Hillary asked Sheedy whether the restaurant would have agreed to a request from Dye to return to work immediately.
“No, probably not,” Sheedy replied. “She probably would not be able to work because of her black eye and the bruises on her face. … Our handbook states you have to have a glamorous appearance. It doesn’t actually say, ‘Bruises on your face are not allowed.’ It does talk about the all-American cheerleader look.”
Sheedy said Dye could now resume working at Hooters, assuming she maintained a glamorous appearance.
“And a glamorous appearance to you means you can’t have bruises on your face or your body that show outside the uniform?” Hillary asked.
“Correct,” Sheedy replied.
The restaurant’s assistant manager, Michelle Duvall, testified that shortly after the attack, Dye talked to her about returning to work after a week of recovery time.
“She told me that she was very badly beaten, she (had been) unconscious, she was in the hospital,” Duvall said. “She was like, ‘I really want to work next week. …’ I said, ‘You need to come in and speak to Gina and let her see your appearance.'”
Hillary asked Duvall what would happen if a waitress’s hair had to be cut as a result of an injury from an accident.
Duvall said that according to the company handbook, a waitress’s hair “needs to be styled as if you’re going out on a big date on a Saturday night, as if you’re preparing for a photo shoot.”
Dye declined to comment on the case when contacted by a Des Moines Register reporter.
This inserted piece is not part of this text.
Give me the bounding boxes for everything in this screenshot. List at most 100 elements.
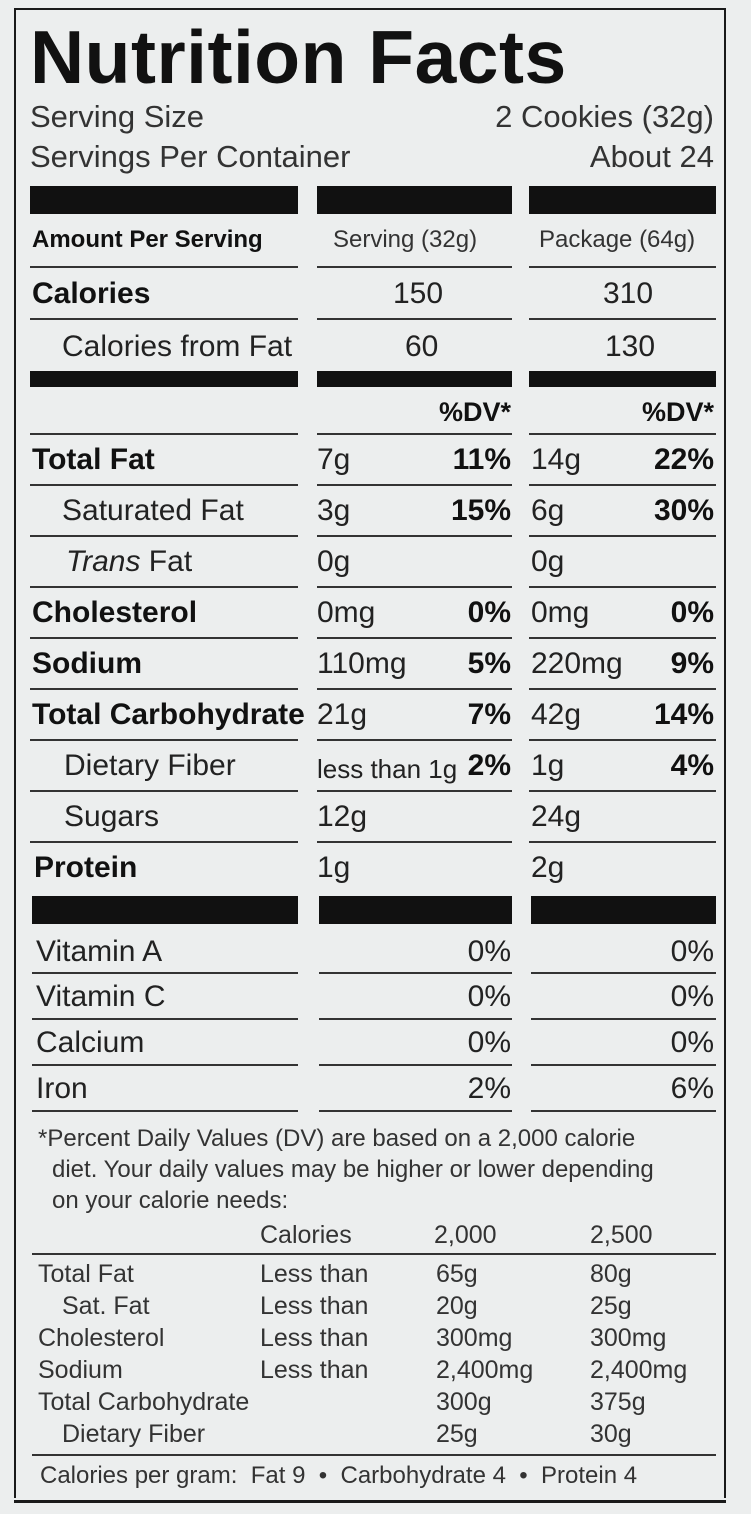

She testified that Hooters was supportive of her in the wake of previous “personal problems.” She said that when she called the restaurant in late September about returning to work, a co-worker informed her she had been fired.
The owner of the Davenport restaurant, Darren Taylor, said his company valued Dye as an employee and didn’t fire her. He declined to comment on the company’s standards for physical appearance.
“I won’t go into all of the Hooters Girl requirements, because they’re contained in about a 50-page book,” he said. “But I don’t know any restaurateur who would want somebody totally bruised up waiting on his customers.”
Dye testified that she understood why she couldn’t come to work in the immediate aftermath of the attack.
“My body appearance wasn’t up to par,” she said.